Src IP Addr:Port Dst IP Addr:Port
139.195.251.16:53806 181.41.201.159:27015
181.41.201.159:27015 139.195.251.16:53806
181.25.233.31:59980 181.41.201.159:27015
181.41.201.159:27015 181.25.233.31:59980
162.254.193.45:27017 181.41.201.159:26901
197.86.129.214:53462 181.41.201.159:27015
181.41.201.159:27015 197.86.129.214:53462
197.86.129.214:53463 181.41.201.159:27015
186.247.157.181:50077 181.41.201.159:27015
181.41.201.159:27015 186.247.157.181:50077

181.41.201.159 -> This is my Cloud Server IP

[editline]3rd September 2016[/editline]

Here in Brazil we really don’t have any other options. Host1plus is considered one of the best, unfortunately.

Ask them for the size/pps and frequency.

[editline]3rd September 2016[/editline]

181.41.201.159 has only had a gmod server running on it for four days with an average of four players and a peak count of 20… make sure you get the size/pps and frequency. Unless you really managed to piss someone off in four days I doubt it’s an attack.

My server is frequently changing hosts. It was deactivated for some time due to DDoS attacks.

I have been running it since february of 2015.

So… size/pps and frequency?

[editline]3rd September 2016[/editline]

Ask one of your previous hosts if this one can’t give you the info.

As one can buy DDoS services for less than 5 dollars, i wouldn’t say it’s unlikely.

The only solution for him is to change the host, as like he says, his host will shutdown the server if the host detects ddos.

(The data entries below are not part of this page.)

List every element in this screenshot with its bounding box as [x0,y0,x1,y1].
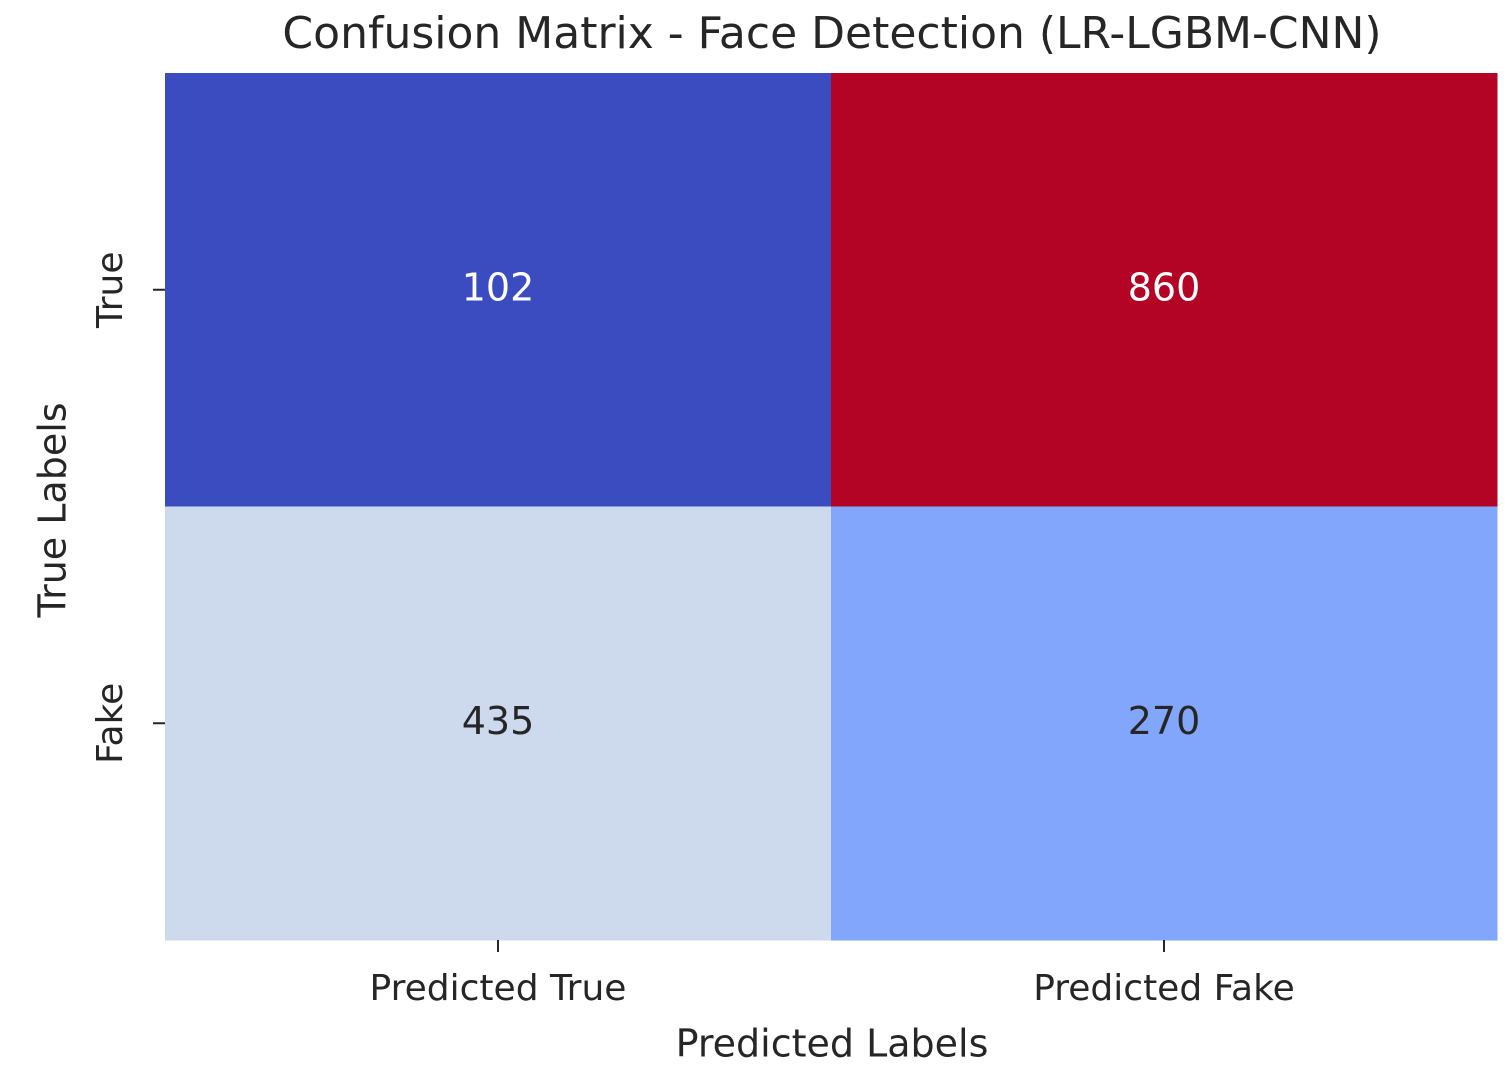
chart-title: Confusion Matrix - Face Detection (LR-LG… [282,8,1381,59]
heatmap-cell [831,73,1498,507]
heatmap-cell [165,506,832,941]
x-tick-label: Predicted Fake [1033,968,1295,1009]
cell-value-label: 102 [462,265,535,309]
y-axis-label: True Labels [31,402,75,618]
y-tick-label: Fake [90,683,131,764]
cell-value-label: 435 [462,699,535,743]
x-tick-label: Predicted True [370,968,627,1009]
heatmap-cell [165,73,832,507]
x-axis-label: Predicted Labels [676,1022,989,1066]
y-tick-label: True [90,252,131,329]
heatmap-cell [831,506,1498,941]
cell-value-label: 270 [1128,699,1201,743]
cell-value-label: 860 [1128,265,1201,309]
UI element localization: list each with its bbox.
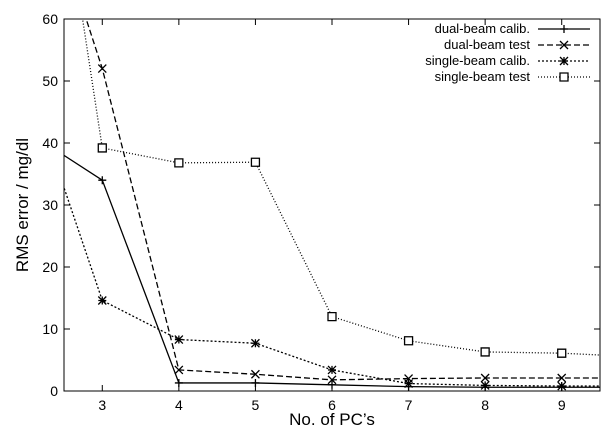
series-line xyxy=(64,185,600,387)
y-tick-label: 30 xyxy=(42,197,58,213)
marker xyxy=(557,373,567,383)
x-tick-label: 9 xyxy=(558,397,566,413)
marker xyxy=(22,127,30,135)
x-tick-label: 4 xyxy=(175,397,183,413)
legend-label: dual-beam test xyxy=(444,37,530,52)
y-axis-label: RMS error / mg/dl xyxy=(13,138,32,272)
y-tick-label: 60 xyxy=(42,11,58,27)
y-tick-label: 40 xyxy=(42,135,58,151)
legend-label: single-beam calib. xyxy=(425,53,530,68)
marker xyxy=(404,379,414,389)
marker xyxy=(250,157,261,167)
series-line xyxy=(64,154,600,388)
marker xyxy=(97,143,107,153)
legend-label: single-beam test xyxy=(435,69,531,84)
marker xyxy=(97,296,107,305)
y-tick-label: 20 xyxy=(42,259,58,275)
marker xyxy=(327,311,337,322)
marker xyxy=(480,347,490,357)
marker xyxy=(174,158,184,168)
marker xyxy=(174,365,184,375)
marker xyxy=(557,348,567,358)
y-tick-label: 10 xyxy=(42,321,58,337)
x-tick-label: 7 xyxy=(405,397,413,413)
marker xyxy=(98,176,107,185)
x-axis-label: No. of PC’s xyxy=(289,410,375,429)
marker xyxy=(250,338,260,348)
x-tick-label: 8 xyxy=(481,397,489,413)
marker xyxy=(559,72,569,82)
x-tick-label: 5 xyxy=(252,397,260,413)
marker xyxy=(97,64,107,74)
marker xyxy=(22,71,30,79)
y-tick-label: 0 xyxy=(50,383,58,399)
marker xyxy=(560,25,568,33)
marker xyxy=(327,375,337,385)
x-tick-label: 3 xyxy=(98,397,106,413)
y-tick-label: 50 xyxy=(42,73,58,89)
marker xyxy=(327,365,337,375)
x-tick-label: 6 xyxy=(328,397,336,413)
marker xyxy=(559,40,569,50)
marker xyxy=(480,373,490,383)
marker xyxy=(559,56,569,66)
marker xyxy=(174,335,184,344)
marker xyxy=(403,336,414,346)
legend-label: dual-beam calib. xyxy=(435,21,530,36)
marker xyxy=(250,369,260,379)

That’s why I’m asking for the details of the attack. If they’re just hitting him long enough for the hosts automatic null route system to kick in then there are other options. Again, it depends entirely on how long the attack goes on, the size and the packets per second.

If the op can’t provide that information then he never should have opened this thread asking us for help.

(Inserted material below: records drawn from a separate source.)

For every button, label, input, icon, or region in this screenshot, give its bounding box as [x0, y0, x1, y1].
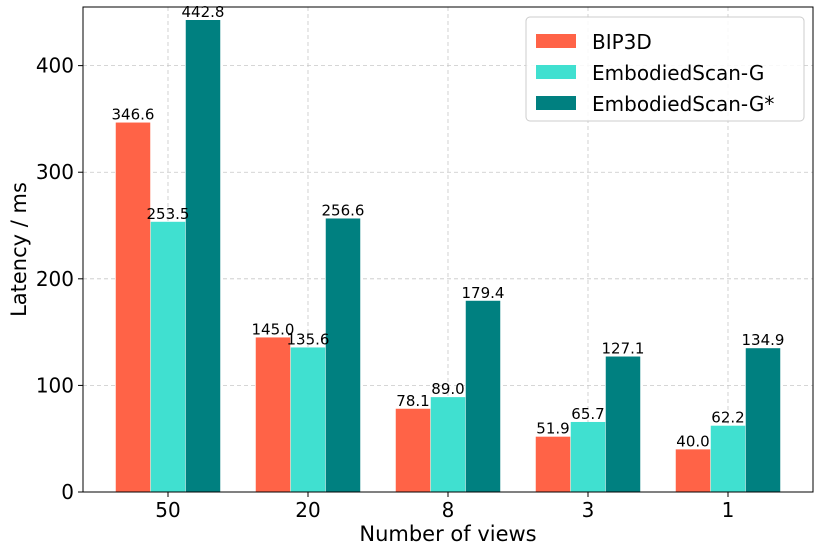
- bar-value-label: 256.6: [322, 201, 365, 219]
- bar-embodiedscan-g--8: [465, 300, 501, 492]
- x-tick-label-20: 20: [295, 498, 320, 522]
- bar-value-label: 179.4: [462, 284, 505, 302]
- x-tick-label-50: 50: [155, 498, 180, 522]
- bar-bip3d-20: [255, 337, 291, 492]
- bar-labels-layer: 346.6 145.0 78.1 51.9 40.0 253.5 135.6 89.0 65.7…: [112, 3, 785, 450]
- plot-frame: [82, 6, 814, 493]
- x-tick-label-1: 1: [722, 498, 735, 522]
- bar-embodiedscan-g-3: [570, 421, 606, 492]
- bar-value-label: 40.0: [676, 432, 709, 450]
- bar-value-label: 346.6: [112, 106, 155, 124]
- bar-value-label: 89.0: [431, 380, 464, 398]
- bar-value-label: 78.1: [396, 392, 429, 410]
- bar-value-label: 135.6: [287, 330, 330, 348]
- bar-embodiedscan-g--3: [605, 356, 641, 492]
- bar-embodiedscan-g-50: [150, 221, 186, 493]
- bar-embodiedscan-g-1: [710, 425, 746, 492]
- bar-embodiedscan-g-8: [430, 397, 466, 492]
- bar-value-label: 145.0: [252, 320, 295, 338]
- legend-label: EmbodiedScan-G*: [592, 92, 774, 116]
- legend-box: [525, 16, 805, 122]
- bar-bip3d-3: [535, 436, 571, 492]
- y-tick-label: 400: [36, 54, 74, 78]
- legend-swatch: [536, 65, 576, 79]
- bar-bip3d-8: [395, 408, 431, 492]
- bar-value-label: 127.1: [602, 340, 645, 358]
- bar-value-label: 65.7: [571, 405, 604, 423]
- bar-embodiedscan-g--20: [325, 218, 361, 492]
- y-tick-label: 300: [36, 160, 74, 184]
- legend-swatch: [536, 34, 576, 48]
- bar-embodiedscan-g-20: [290, 347, 326, 492]
- y-axis-title: Latency / ms: [7, 182, 31, 317]
- legend-label: BIP3D: [592, 30, 652, 54]
- bar-bip3d-50: [115, 122, 151, 493]
- bars-layer: [115, 20, 781, 493]
- bar-value-label: 62.2: [711, 409, 744, 427]
- axes-layer: 0 100 200 300 400 50 20 8 3 1: [36, 6, 814, 522]
- y-tick-label: 0: [61, 480, 74, 504]
- legend-label: EmbodiedScan-G: [592, 61, 764, 85]
- x-axis-title: Number of views: [359, 522, 536, 546]
- bar-embodiedscan-g--1: [745, 348, 781, 492]
- legend: BIP3D EmbodiedScan-G EmbodiedScan-G*: [525, 16, 805, 122]
- x-tick-label-8: 8: [442, 498, 455, 522]
- bar-value-label: 253.5: [147, 205, 190, 223]
- y-tick-label: 200: [36, 267, 74, 291]
- bar-value-label: 442.8: [182, 3, 225, 21]
- bar-embodiedscan-g--50: [185, 20, 221, 493]
- bar-value-label: 51.9: [536, 420, 569, 438]
- bar-bip3d-1: [675, 449, 711, 492]
- legend-swatch: [536, 96, 576, 110]
- bar-value-label: 134.9: [742, 331, 785, 349]
- x-tick-label-3: 3: [582, 498, 595, 522]
- y-tick-label: 100: [36, 373, 74, 397]
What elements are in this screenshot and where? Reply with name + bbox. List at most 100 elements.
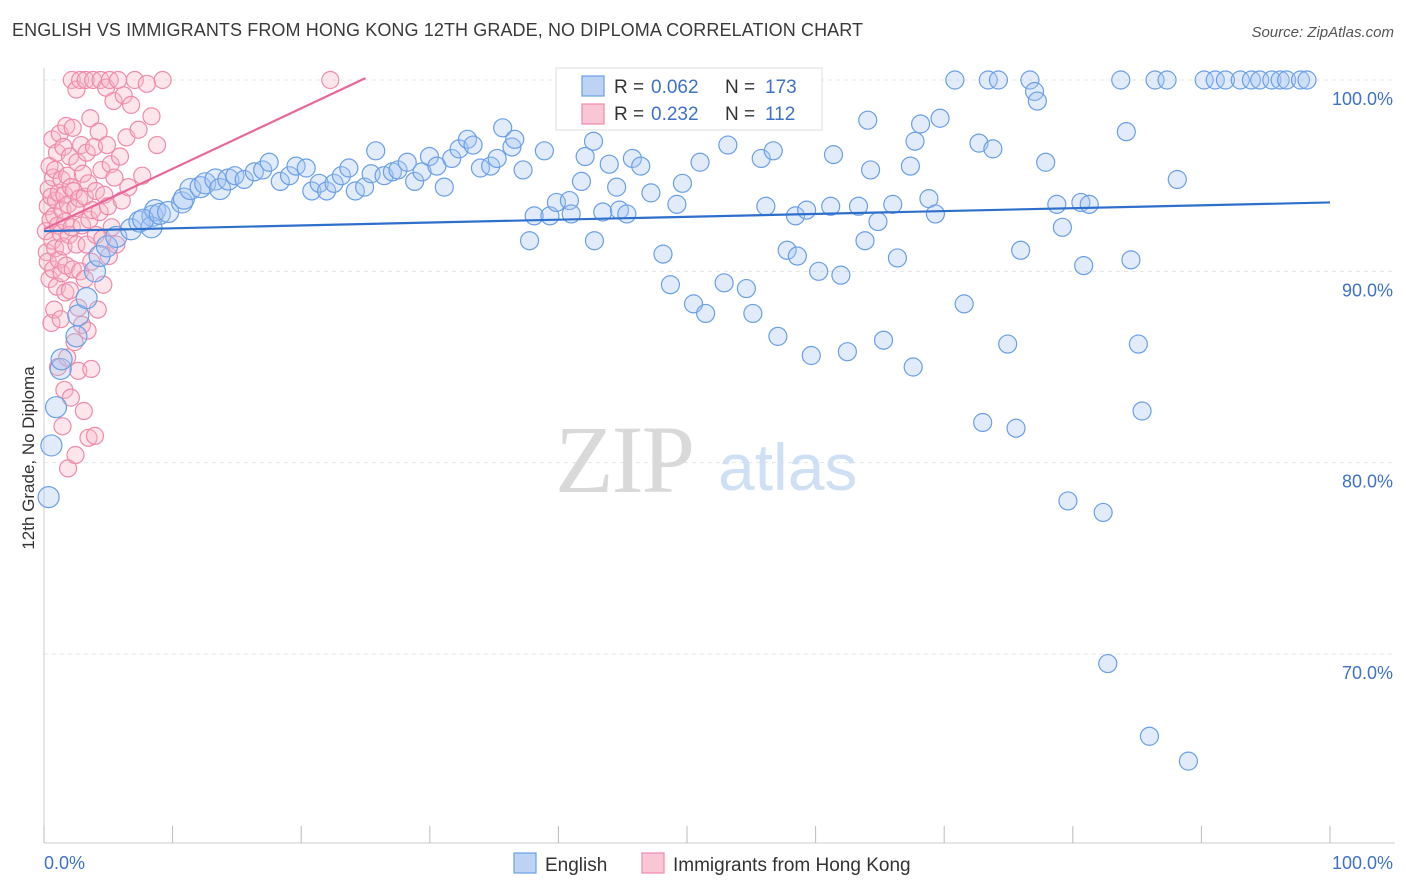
english-point <box>768 326 788 346</box>
english-point <box>667 194 687 214</box>
english-point <box>905 131 925 151</box>
english-point <box>50 348 73 371</box>
hong-kong-point <box>63 260 82 279</box>
english-point <box>128 210 151 233</box>
english-point <box>366 141 386 161</box>
legend-n-value-hong-kong: 112 <box>765 104 795 125</box>
english-point <box>1121 250 1141 270</box>
english-point <box>1079 194 1099 214</box>
english-point <box>860 160 881 180</box>
english-point <box>502 137 522 157</box>
hong-kong-point <box>110 147 130 166</box>
hong-kong-point <box>66 445 85 465</box>
y-axis-label: 12th Grade, No Diploma <box>19 366 38 550</box>
hong-kong-point <box>67 235 86 254</box>
english-point <box>132 208 155 231</box>
english-point <box>736 278 756 299</box>
english-point <box>756 196 776 216</box>
english-point <box>690 152 710 172</box>
hong-kong-point <box>107 235 126 254</box>
english-point <box>910 114 931 134</box>
english-point <box>279 166 300 186</box>
hong-kong-point <box>71 70 90 90</box>
english-point <box>672 173 693 193</box>
english-point <box>1093 502 1113 523</box>
x-tick-label-min: 0.0% <box>44 853 85 873</box>
hong-kong-point <box>109 70 128 90</box>
english-point <box>1027 91 1047 111</box>
english-point <box>105 225 128 248</box>
legend-swatch-english <box>581 75 605 97</box>
english-point <box>797 200 817 220</box>
english-point <box>801 345 821 366</box>
bottom-legend-english: English <box>545 855 607 876</box>
y-tick-label: 100.0% <box>1332 89 1393 109</box>
hong-kong-point <box>49 250 68 269</box>
english-point <box>1157 70 1177 90</box>
hong-kong-point <box>55 185 74 204</box>
y-tick-label: 70.0% <box>1342 663 1393 683</box>
english-point <box>641 183 661 203</box>
english-point <box>148 202 171 226</box>
hong-kong-point <box>78 321 97 340</box>
english-point <box>998 334 1018 354</box>
english-point <box>660 275 681 295</box>
english-point <box>983 139 1003 159</box>
english-point <box>607 177 627 197</box>
english-point <box>571 171 592 192</box>
english-point <box>925 204 946 224</box>
english-point <box>140 216 163 239</box>
english-point <box>831 265 851 285</box>
english-point <box>270 171 290 192</box>
english-point <box>978 70 998 90</box>
legend-r-label-2: R = <box>614 104 644 125</box>
english-point <box>575 146 595 167</box>
hong-kong-point <box>77 143 96 162</box>
english-point <box>903 357 923 377</box>
chart-title: ENGLISH VS IMMIGRANTS FROM HONG KONG 12T… <box>12 20 864 40</box>
english-point <box>40 434 63 457</box>
english-point <box>1128 334 1148 354</box>
english-point <box>1011 240 1031 260</box>
watermark-zip: ZIP <box>555 406 693 513</box>
english-point <box>584 231 605 251</box>
english-point <box>583 131 604 151</box>
english-point <box>534 141 554 161</box>
hong-kong-point <box>76 70 95 90</box>
legend-r-value-english: 0.062 <box>651 77 699 98</box>
english-point <box>44 396 68 419</box>
english-point <box>954 294 974 314</box>
bottom-legend-swatch-hong-kong <box>641 852 665 874</box>
english-point <box>519 231 540 251</box>
english-point <box>505 129 525 149</box>
legend-r-value-hong-kong: 0.232 <box>651 104 699 125</box>
hong-kong-point <box>79 174 98 193</box>
english-point <box>457 129 478 149</box>
hong-kong-point <box>45 300 64 319</box>
hong-kong-point <box>60 281 80 300</box>
hong-kong-point <box>133 166 152 185</box>
english-point <box>743 303 763 324</box>
hong-kong-point <box>153 70 172 90</box>
bottom-legend-swatch-english <box>513 852 537 874</box>
english-point <box>1178 751 1198 771</box>
english-point <box>1230 70 1250 90</box>
x-tick-label-max: 100.0% <box>1332 853 1393 873</box>
hong-kong-point <box>63 118 82 137</box>
english-point <box>234 169 254 190</box>
hong-kong-point <box>57 116 76 136</box>
trend-line-english <box>43 201 1331 233</box>
english-point <box>988 70 1009 90</box>
english-point <box>309 173 329 193</box>
english-point <box>1047 194 1067 214</box>
hong-kong-point <box>142 107 161 126</box>
english-point <box>405 171 425 192</box>
english-point <box>945 70 965 90</box>
trend-lines <box>43 77 1331 233</box>
english-point <box>75 287 98 310</box>
axes <box>43 68 1395 844</box>
english-point <box>317 181 337 201</box>
english-point <box>419 146 440 167</box>
english-point <box>1111 70 1131 90</box>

As far as I’ve been able to understand from threads bitching about the death of Brazil’s locally-hosted official Rust servers over in the Rust subforum, and from the devs’ comments, the Brazilian Internet infrastructure is just categorically 5-10 years behind, and this includes DDOS resilience. The official Rust server the devs tried hosting was just permanently DDOSed 24/7 no matter what they asked the hosting company to do or who they moved it to (and FP Studios is not short of money so it can be assumed that they weren’t lowballing their service package). They gave up running a server located in BR because it was incapable of actually serving.

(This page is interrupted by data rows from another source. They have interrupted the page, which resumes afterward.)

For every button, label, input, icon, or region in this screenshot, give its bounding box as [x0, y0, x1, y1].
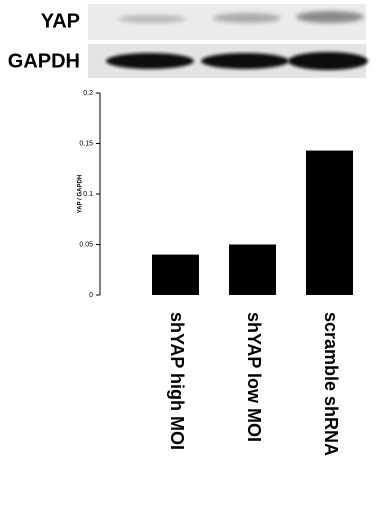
y-tick-label: 0	[89, 292, 93, 299]
bar	[306, 151, 353, 295]
band	[106, 53, 194, 69]
y-tick-label: 0.1	[83, 191, 93, 198]
band	[213, 13, 281, 23]
x-tick-label: shYAP low MOI	[244, 312, 264, 442]
bar	[152, 255, 199, 295]
band	[118, 15, 186, 23]
y-tick-label: 0.05	[79, 241, 93, 248]
blot-label: YAP	[41, 10, 80, 32]
x-tick-label: scramble shRNA	[321, 312, 341, 456]
band	[296, 11, 364, 23]
x-tick-label: shYAP high MOI	[167, 312, 187, 450]
figure: YAP GAPDH YAP / GAPDH 00.050.10.150.2shY…	[0, 0, 379, 518]
blot-label: GAPDH	[8, 50, 80, 72]
bar	[229, 245, 276, 296]
band	[288, 52, 368, 70]
y-tick-label: 0.15	[79, 140, 93, 147]
blot: YAP GAPDH	[8, 4, 368, 78]
band	[201, 53, 289, 69]
y-tick-label: 0.2	[83, 90, 93, 97]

All of this to say, it wouldn’t surprise me if the host isn’t able to provide that info to start with because they don’t know how to deal with DDOSing beyond the blunt tools of detect and nullroute.

Okay… that’s pretty bad then. Best of luck to the OP.

Software can’t do anything for you, it’s like trying to stop a train by yelling at it.

If you’re really stubborn and don’t want to host in the US for some reason, get a VPS from BuyVM or OVH and set up a GRE tunnel to the machine, this will add latency but you’ll be under their protection.

It really all depends on the DDoS type.

IPTables and *some *filtering software can handle small attacks quite efficiently.